I love it when I’m right!

Relevant part of the recent BIA ruling highlighted
Earlier this semester, I worked my tail off researching asylum law as it pertains to female genital mutilation. My two issues were whether an applicant could qualify for a grant of asylum under a “humanitarian exception” (i.e. her circumstances were so bad that no matter what kind of persecution she feared or didn’t fear in her home country there was no way we should send her back) or under the Convention Against Torture (sort of like the humanitarian exception, but sanctioned by the UN and for circumstances even worse than might qualify under the humanitarian exception).
The law is unsettled in this area, but I predicted that the client for this particular application would qualify under the humanitarian exception. And wouldn’t you know it? The BIA agreed with me today! Yea!
The whole big memo I wrote is available here, if you have insatiable curiosity about the issue.
Comments:
Wow, that was a lot of work, and difficult subject matter.
What floors me is the extent of “red tape” that there is to extend protection to people who need it. For a person facing deportation it seems inhumane to have to prove the severity of one’s circumstances and then face the possibilty of being deemed “not severe enough” to qualify. Any person who has experienced harm at the hands of others knows that there are always lasting effects. Having a court rule that a person’s experience wasn’t really that bad seems to downplay any atrocity that that person faced.
Carry, I am glad to hear that the courts are tending to rule on the side of the female victims of FGM. From a purely humanistic perspecitve it only seems the right thing to do.

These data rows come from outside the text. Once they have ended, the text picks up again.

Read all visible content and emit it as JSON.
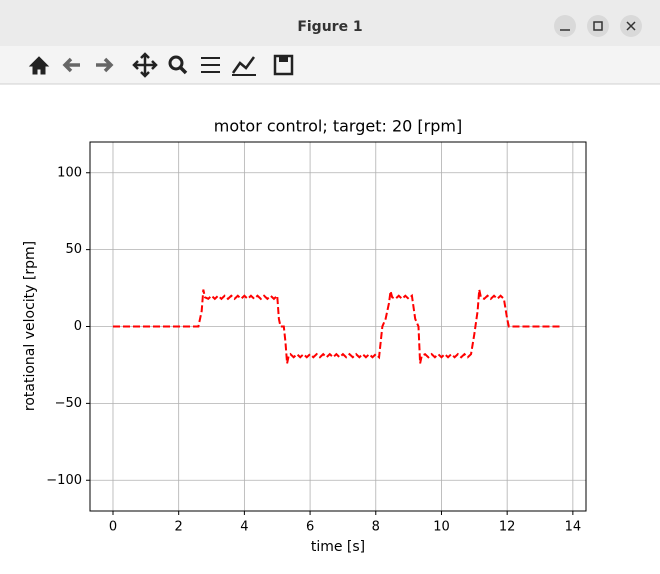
{
  "window": {
    "title": "Figure 1"
  },
  "chart_data": {
    "type": "line",
    "title": "motor control; target: 20 [rpm]",
    "xlabel": "time [s]",
    "ylabel": "rotational velocity [rpm]",
    "color": "#ff0000",
    "linestyle": "dashed",
    "grid": true,
    "xlim": [
      -0.7,
      14.4
    ],
    "ylim": [
      -120,
      120
    ],
    "xticks": [
      0,
      2,
      4,
      6,
      8,
      10,
      12,
      14
    ],
    "yticks": [
      {
        "value": -100,
        "label": "−100"
      },
      {
        "value": -50,
        "label": "−50"
      },
      0,
      50,
      100
    ],
    "x": [
      0,
      1,
      2,
      2.6,
      2.7,
      2.75,
      2.8,
      2.9,
      3.0,
      3.1,
      3.2,
      3.3,
      3.4,
      3.5,
      3.6,
      3.7,
      3.8,
      3.9,
      4.0,
      4.1,
      4.2,
      4.3,
      4.4,
      4.5,
      4.6,
      4.7,
      4.8,
      4.9,
      5.0,
      5.05,
      5.1,
      5.2,
      5.25,
      5.3,
      5.35,
      5.4,
      5.5,
      5.6,
      5.7,
      5.8,
      5.9,
      6.0,
      6.1,
      6.2,
      6.3,
      6.4,
      6.5,
      6.6,
      6.7,
      6.8,
      6.9,
      7.0,
      7.1,
      7.2,
      7.3,
      7.4,
      7.5,
      7.6,
      7.7,
      7.8,
      7.9,
      8.0,
      8.1,
      8.15,
      8.2,
      8.3,
      8.4,
      8.45,
      8.5,
      8.6,
      8.7,
      8.8,
      8.9,
      9.0,
      9.1,
      9.2,
      9.3,
      9.35,
      9.4,
      9.5,
      9.6,
      9.7,
      9.8,
      9.9,
      10.0,
      10.1,
      10.2,
      10.3,
      10.4,
      10.5,
      10.6,
      10.7,
      10.8,
      10.9,
      11.0,
      11.1,
      11.15,
      11.2,
      11.3,
      11.4,
      11.5,
      11.6,
      11.7,
      11.8,
      11.9,
      12.0,
      12.05,
      13.0,
      13.65
    ],
    "values": [
      0,
      0,
      0,
      0,
      10,
      24,
      19,
      18,
      20,
      18,
      20,
      18,
      20,
      18,
      20,
      18,
      20,
      18,
      20,
      18,
      20,
      18,
      20,
      18,
      20,
      18,
      20,
      18,
      20,
      5,
      0,
      0,
      -10,
      -24,
      -19,
      -18,
      -20,
      -18,
      -20,
      -18,
      -20,
      -18,
      -20,
      -18,
      -20,
      -18,
      -20,
      -18,
      -20,
      -18,
      -20,
      -18,
      -20,
      -18,
      -20,
      -18,
      -20,
      -18,
      -20,
      -18,
      -20,
      -18,
      -20,
      -10,
      0,
      5,
      15,
      23,
      19,
      18,
      20,
      18,
      20,
      18,
      20,
      5,
      0,
      -24,
      -19,
      -18,
      -20,
      -18,
      -20,
      -18,
      -20,
      -18,
      -20,
      -18,
      -20,
      -18,
      -20,
      -18,
      -20,
      -18,
      -5,
      10,
      24,
      19,
      18,
      20,
      18,
      20,
      18,
      20,
      18,
      5,
      0,
      0,
      0
    ]
  }
}
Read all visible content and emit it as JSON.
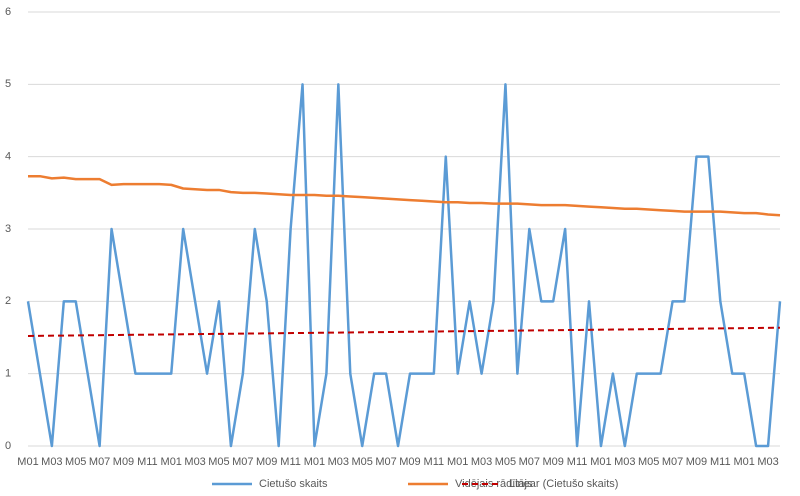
{
  "chart_data": {
    "type": "line",
    "categories": [
      "M01",
      null,
      "M03",
      null,
      "M05",
      null,
      "M07",
      null,
      "M09",
      null,
      "M11",
      null,
      "M01",
      null,
      "M03",
      null,
      "M05",
      null,
      "M07",
      null,
      "M09",
      null,
      "M11",
      null,
      "M01",
      null,
      "M03",
      null,
      "M05",
      null,
      "M07",
      null,
      "M09",
      null,
      "M11",
      null,
      "M01",
      null,
      "M03",
      null,
      "M05",
      null,
      "M07",
      null,
      "M09",
      null,
      "M11",
      null,
      "M01",
      null,
      "M03",
      null,
      "M05",
      null,
      "M07",
      null,
      "M09",
      null,
      "M11",
      null,
      "M01",
      null,
      "M03",
      null
    ],
    "series": [
      {
        "name": "Cietušo skaits",
        "color": "#5b9bd5",
        "values": [
          2,
          1,
          0,
          2,
          2,
          1,
          0,
          3,
          2,
          1,
          1,
          1,
          1,
          3,
          2,
          1,
          2,
          0,
          1,
          3,
          2,
          0,
          3,
          5,
          0,
          1,
          5,
          1,
          0,
          1,
          1,
          0,
          1,
          1,
          1,
          4,
          1,
          2,
          1,
          2,
          5,
          1,
          3,
          2,
          2,
          3,
          0,
          2,
          0,
          1,
          0,
          1,
          1,
          1,
          2,
          2,
          4,
          4,
          2,
          1,
          1,
          0,
          0,
          2
        ]
      },
      {
        "name": "Vidējais rādītājs",
        "color": "#ed7d31",
        "values": [
          3.73,
          3.73,
          3.7,
          3.71,
          3.69,
          3.69,
          3.69,
          3.61,
          3.62,
          3.62,
          3.62,
          3.62,
          3.61,
          3.56,
          3.55,
          3.54,
          3.54,
          3.51,
          3.5,
          3.5,
          3.49,
          3.48,
          3.47,
          3.47,
          3.47,
          3.46,
          3.46,
          3.45,
          3.44,
          3.43,
          3.42,
          3.41,
          3.4,
          3.39,
          3.38,
          3.37,
          3.37,
          3.36,
          3.36,
          3.35,
          3.35,
          3.35,
          3.34,
          3.33,
          3.33,
          3.33,
          3.32,
          3.31,
          3.3,
          3.29,
          3.28,
          3.28,
          3.27,
          3.26,
          3.25,
          3.24,
          3.24,
          3.24,
          3.24,
          3.23,
          3.22,
          3.22,
          3.2,
          3.19
        ]
      },
      {
        "name": "Linear (Cietušo skaits)",
        "color": "#c00000",
        "trendline": "linear"
      }
    ],
    "ylim": [
      0,
      6
    ],
    "yticks": [
      0,
      1,
      2,
      3,
      4,
      5,
      6
    ],
    "grid": true,
    "legend": "bottom"
  }
}
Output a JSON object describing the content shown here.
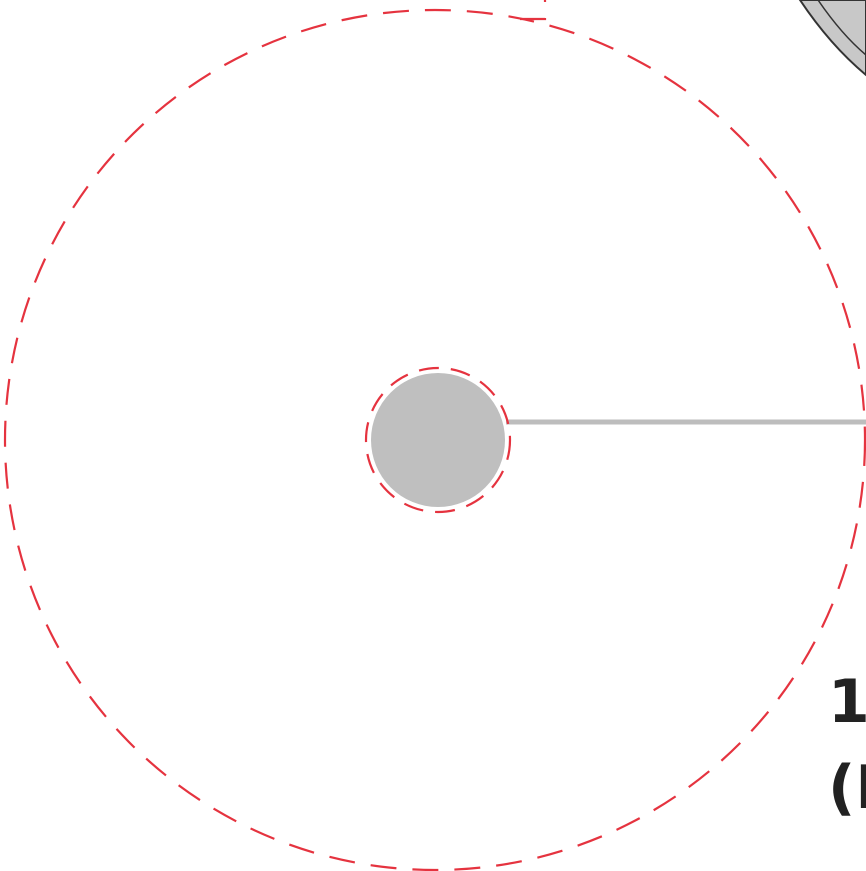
{
  "labels": {
    "line1": "1",
    "line2": "(I"
  },
  "colors": {
    "dash_red": "#e5333f",
    "shaft_gray": "#bdbdbd",
    "hub_gray": "#bfbfbf",
    "wheel_dark": "#333333",
    "wheel_light": "#c8c8c8",
    "text": "#222222"
  }
}
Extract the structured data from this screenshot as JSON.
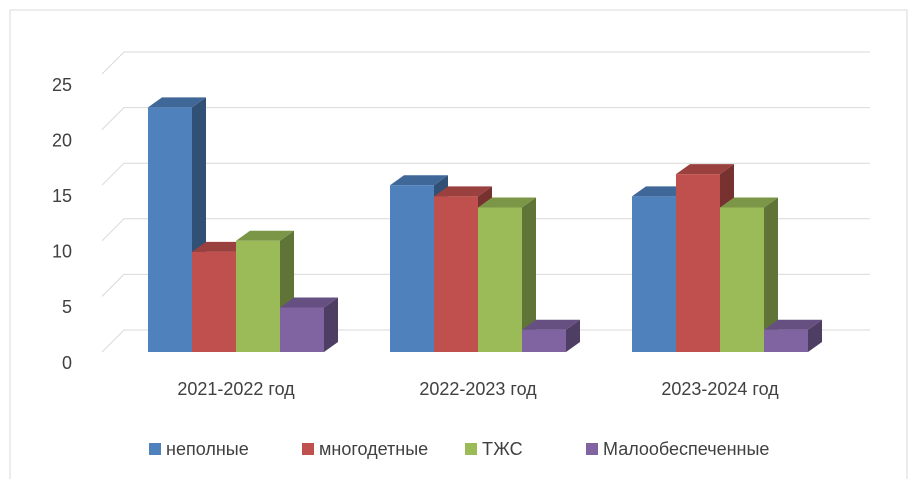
{
  "chart_data": {
    "type": "bar3d",
    "categories": [
      "2021-2022 год",
      "2022-2023 год",
      "2023-2024 год"
    ],
    "series": [
      {
        "name": "неполные",
        "color": "#4f81bd",
        "values": [
          22,
          15,
          14
        ]
      },
      {
        "name": "многодетные",
        "color": "#c0504d",
        "values": [
          9,
          14,
          16
        ]
      },
      {
        "name": "ТЖС",
        "color": "#9bbb59",
        "values": [
          10,
          13,
          13
        ]
      },
      {
        "name": "Малообеспеченные",
        "color": "#8064a2",
        "values": [
          4,
          2,
          2
        ]
      }
    ],
    "ylim": [
      0,
      25
    ],
    "yticks": [
      0,
      5,
      10,
      15,
      20,
      25
    ],
    "grid": true,
    "legend": "bottom"
  }
}
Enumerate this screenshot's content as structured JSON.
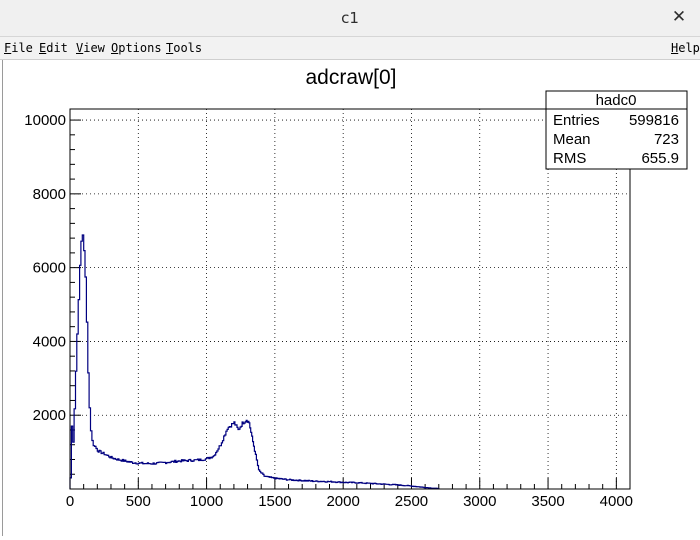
{
  "window": {
    "title": "c1"
  },
  "menu": {
    "file": {
      "key": "F",
      "rest": "ile"
    },
    "edit": {
      "key": "E",
      "rest": "dit"
    },
    "view": {
      "key": "V",
      "rest": "iew"
    },
    "options": {
      "key": "O",
      "rest": "ptions"
    },
    "tools": {
      "key": "T",
      "rest": "ools"
    },
    "help": {
      "key": "H",
      "rest": "elp"
    }
  },
  "stats": {
    "name": "hadc0",
    "rows": [
      {
        "label": "Entries",
        "value": "599816"
      },
      {
        "label": "Mean",
        "value": "723"
      },
      {
        "label": "RMS",
        "value": "655.9"
      }
    ]
  },
  "colors": {
    "histogram_line": "#000080",
    "frame": "#000000"
  },
  "chart_data": {
    "type": "line",
    "title": "adcraw[0]",
    "xlabel": "",
    "ylabel": "",
    "xlim": [
      0,
      4100
    ],
    "ylim": [
      0,
      10300
    ],
    "grid": true,
    "x_ticks": [
      "0",
      "500",
      "1000",
      "1500",
      "2000",
      "2500",
      "3000",
      "3500",
      "4000"
    ],
    "y_ticks": [
      "2000",
      "4000",
      "6000",
      "8000",
      "10000"
    ],
    "series": [
      {
        "x": [
          0,
          10,
          20,
          30,
          40,
          50,
          60,
          70,
          80,
          90,
          100,
          110,
          120,
          130,
          140,
          150,
          160,
          170,
          180,
          190,
          200,
          220,
          250,
          300,
          350,
          400,
          450,
          500,
          550,
          600,
          650,
          700,
          750,
          800,
          850,
          900,
          950,
          1000,
          1050,
          1100,
          1150,
          1200,
          1230,
          1260,
          1290,
          1310,
          1330,
          1350,
          1380,
          1420,
          1450,
          1500,
          1600,
          1700,
          1800,
          1900,
          2000,
          2100,
          2200,
          2300,
          2400,
          2500,
          2600,
          2700
        ],
        "values": [
          300,
          1700,
          1300,
          2200,
          3200,
          4200,
          5200,
          6000,
          6700,
          6900,
          6500,
          5700,
          4500,
          3200,
          2200,
          1600,
          1300,
          1200,
          1150,
          1100,
          1050,
          1000,
          950,
          850,
          800,
          760,
          720,
          700,
          690,
          690,
          700,
          720,
          740,
          760,
          770,
          780,
          790,
          820,
          900,
          1200,
          1650,
          1800,
          1600,
          1780,
          1880,
          1800,
          1400,
          1050,
          500,
          350,
          320,
          290,
          250,
          230,
          210,
          200,
          180,
          170,
          150,
          130,
          110,
          80,
          40,
          10
        ]
      }
    ]
  }
}
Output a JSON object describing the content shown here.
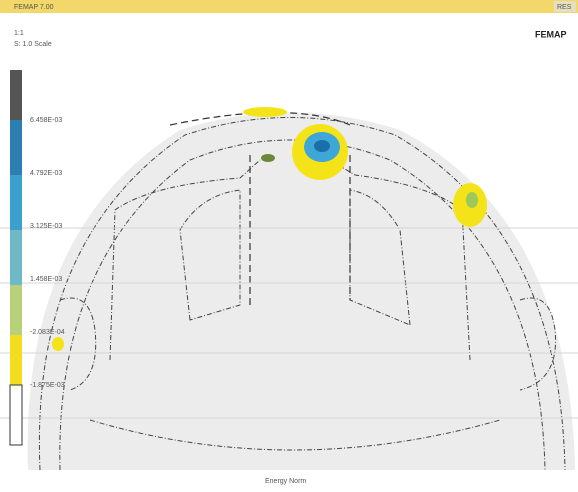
{
  "window": {
    "title": "FEMAP 7.00",
    "corner": "RES"
  },
  "view": {
    "info": [
      "1:1",
      "S: 1.0 Scale"
    ],
    "logo": "FEMAP",
    "footer": "Energy Norm"
  },
  "legend": {
    "labels": [
      "6.458E-03",
      "4.792E-03",
      "3.125E-03",
      "1.458E-03",
      "-2.083E-04",
      "-1.875E-03"
    ]
  }
}
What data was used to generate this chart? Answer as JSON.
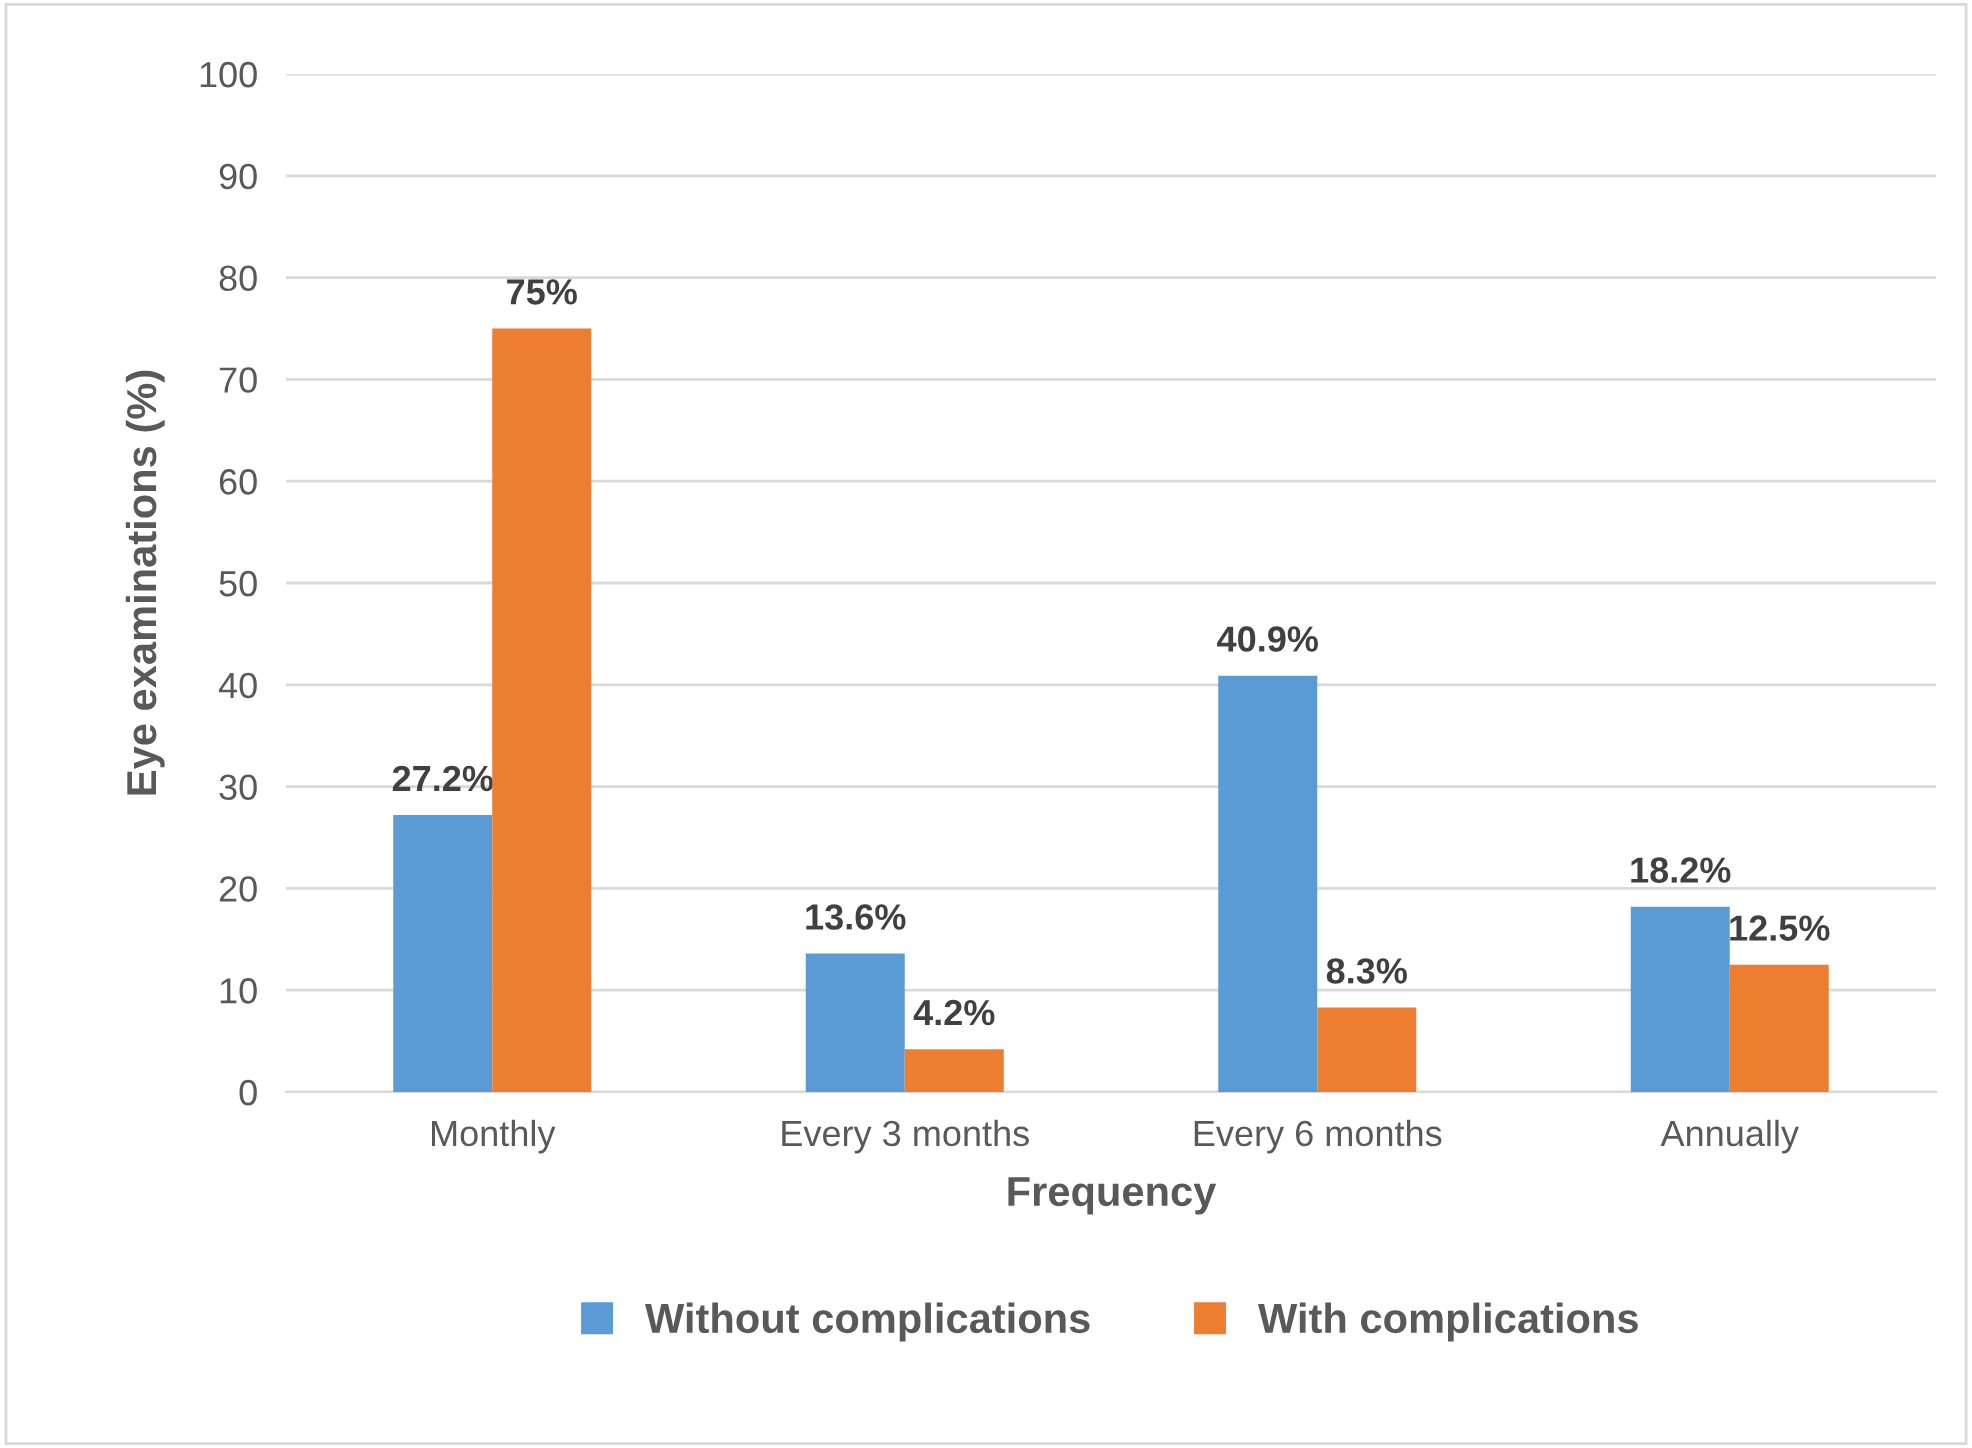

It’s natural to feel sympathy for these women, but imagine the US if we didn’t have that much “red tape.” It would be a very easy system to abuse. Finding the right balance between justice for those that need it and abuse of the law is what it’s all about. As Professor Crim Law would ask: Where on the continuum of merely bad and really bad does this fall and where do we draw the line? Not an easy task, I assure you.
The court’s rulings re: FGM are unfortunately a product of our male biased legal system. Imagine if you were a guy judge who heard the person before you had undergone female circumcision and you didn’t know anything about it. Do you think he would think it amounted to persecution? If male circumcision isn’t that bad, why should we be worried about female circumcision.